Will GM damage the environment?
Researchers assess the impact of GM plants on the environment with field trials.
One of the main issues for GM critics is the environmental impact of growing modified crops. Once the crops are planted, we can't undo any harmful effects.
Can the modified characteristics spread from GM plants to wild ones? Will we create 'superweeds' that we can't get rid of? What about insects and other wildlife? Could we create plagues of insect pests that are resistant to our chemical sprays?
Can we answer these questions by looking at the 114 million hectares of GM crops already grown worldwide?
The great escape
Bees might carry GM pollen to non-GM plants.
One of the big concerns is that genes from GM crops will spread to non-GM crops and other wild plants. If the pollen from a GM plant were carried to a non-GM plant by a bee or other insect, then it is likely that the resulting seeds would contain modified genes.
But genes 'escape' when any plant breeds naturally – not just GM plants. What is it about GM plants that makes people so concerned about escaping genes?
Will we create superweeds?
Genes from GM oil-seed rape have escaped to wild relatives.
Some GM crops are herbicide tolerant – that is, they survive when sprayed with certain kinds of weedkiller.
A Canadian farmer planted three fields of GM oil-seed rape, each field resistant to a different weedkiller. By 2000, a few years later, he found plants in his fields which were tolerant to all three weedkillers. The farmer had to use new chemicals to keep them at bay.
Experts in Canada and the UK have also found a few cases of resistance genes escaping from oil-seed rape to ordinary weeds.

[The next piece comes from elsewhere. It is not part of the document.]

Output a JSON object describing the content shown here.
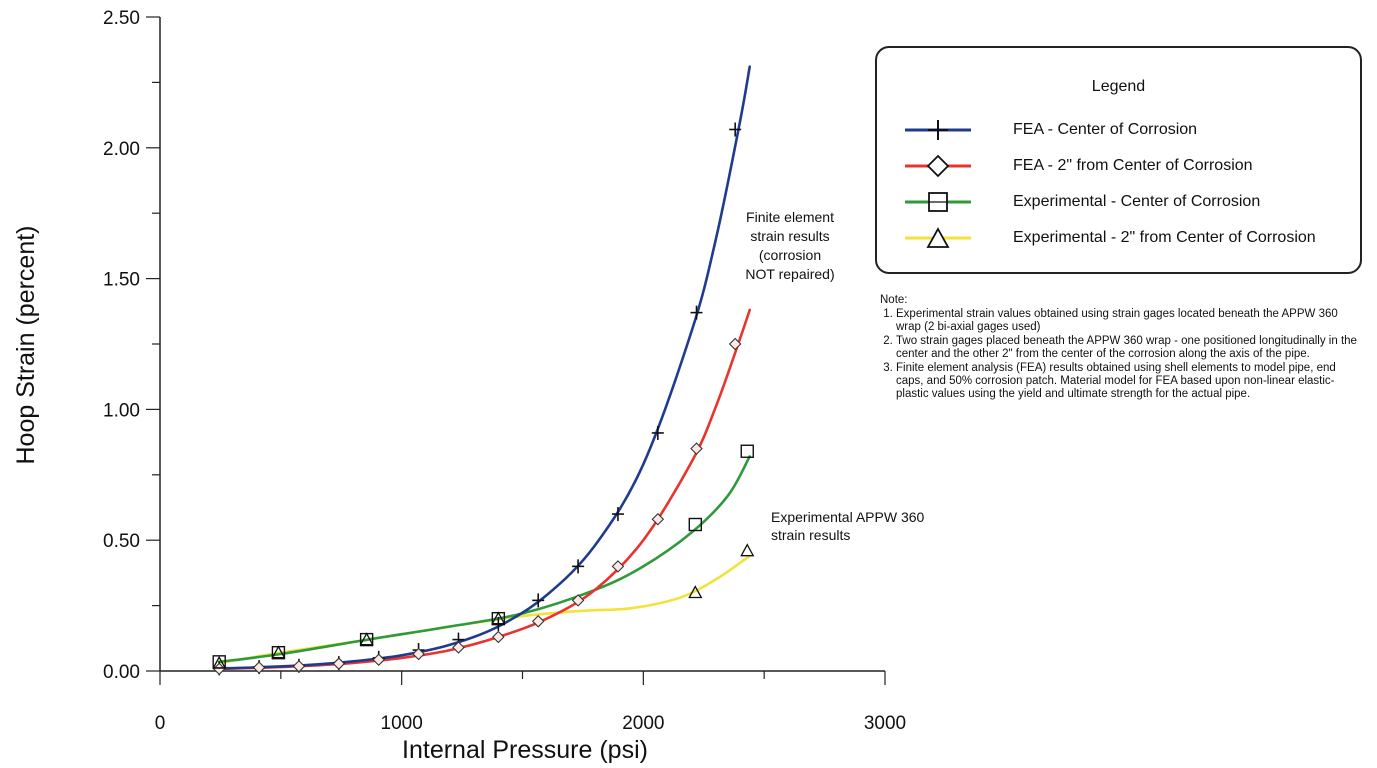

Will we create superweeds?
An anti-GM protestor at a demonstration in France. Image: Philippe Leroyer
Agricultural companies knew people were concerned about escaping genes. They tried adding extra genes to their new plants to make them produce seeds that wouldn't grow. These plants wouldn't be able to reproduce, so wouldn't pass their genes on.
This 'terminator' technology would have been a good solution to the problem of gene escape. However, anti-GM groups criticised this idea too, as it would have forced farmers to buy new seeds each year rather than collect them from their crops to replant. Because of this backlash, terminator technology was never fully developed.
Will we create superbugs?
Crystals poisonous to pests produced by the Bt bacteria. Image: Jim Buckman
Superweeds aren't the only possible problem. GM critics are concerned that we could create 'super insects' too.
Some maize crops have been genetically modified to make a substance poisonous to certain insects (but harmless to humans and other animals). These plants are called Bt plants, after Bacillus thuringiensis, the bacteria the modified gene comes from. Bt plants have reduced insect damage to crops worldwide.
But as more insects buzz around the Bt plants, the more likely they are to become resistant to the poison, through natural selection.
The cotton bollworm – will Bt cotton make it a superbug? Image: Scott Bauer/US Department of Agriculture
Once one bug develops resistance to the Bt poison, this characteristic will spread quickly through the local insect population, as resistant bugs are more likely to survive and reproduce.
Eventually the Bt crop won't survive the attacks of Bt-resistant insects any better than a non-GM variety. As resistance spreads, Bt technology will become useless.
So far, resistant insects have been spotted in America, China and Spain. To help prevent this, farmers are advised to plant 'refuge' areas of non-Bt crops around their fields where insects can thrive – but it only delays the inevitable.
What about wildlife?
GM opponents fear that GM plants could damage entire ecosystems. Image: Ekspansio/iStockphoto
Trying to get rid of the bugs that damage crops seems to make sense. But all sorts of insects live in and around crop fields, not just pests.
Insects such as butterflies are essential for pollinating wild flowers, and provide food for other animals. If GM crops kill off butterflies, it could have drastic consequences for the whole ecosystem.
If Bt crops produce a bug-killing chemical, will they kill these helpful bugs too?
The monarch butterfly is already an endangered species. Are GM plants an additional threat to its survival?
An American study in 1999 looked into whether Bt maize would harm monarch butterfly populations. The scientists found monarch caterpillars fed with pollen from GM plants were more likely to die than those fed non-GM pollen.
However, the results of more recent experiments have contradicted this study. And scientists found that butterflies were far more threatened by pesticide spraying and habitat destruction than by any effect of GM.
The 'natural' world
Lord Peter Melchett of the Soil Association on the unknown impact of GM on nature. Source: Horizon © BBC Productions
GM critics warn that ecosystems are so interconnected that even the tiniest change in plant or animal populations can do unexpected and far-reaching damage. They argue that releasing GM crops into the environment will have effects we cannot control.
However, others argue that no agricultural ecosystem is natural anyway. Farming technologies including tractors and irrigation have changed the landscape and ecosystem – but they are widely used because they help farmers to farm effectively. Should we treat GM differently?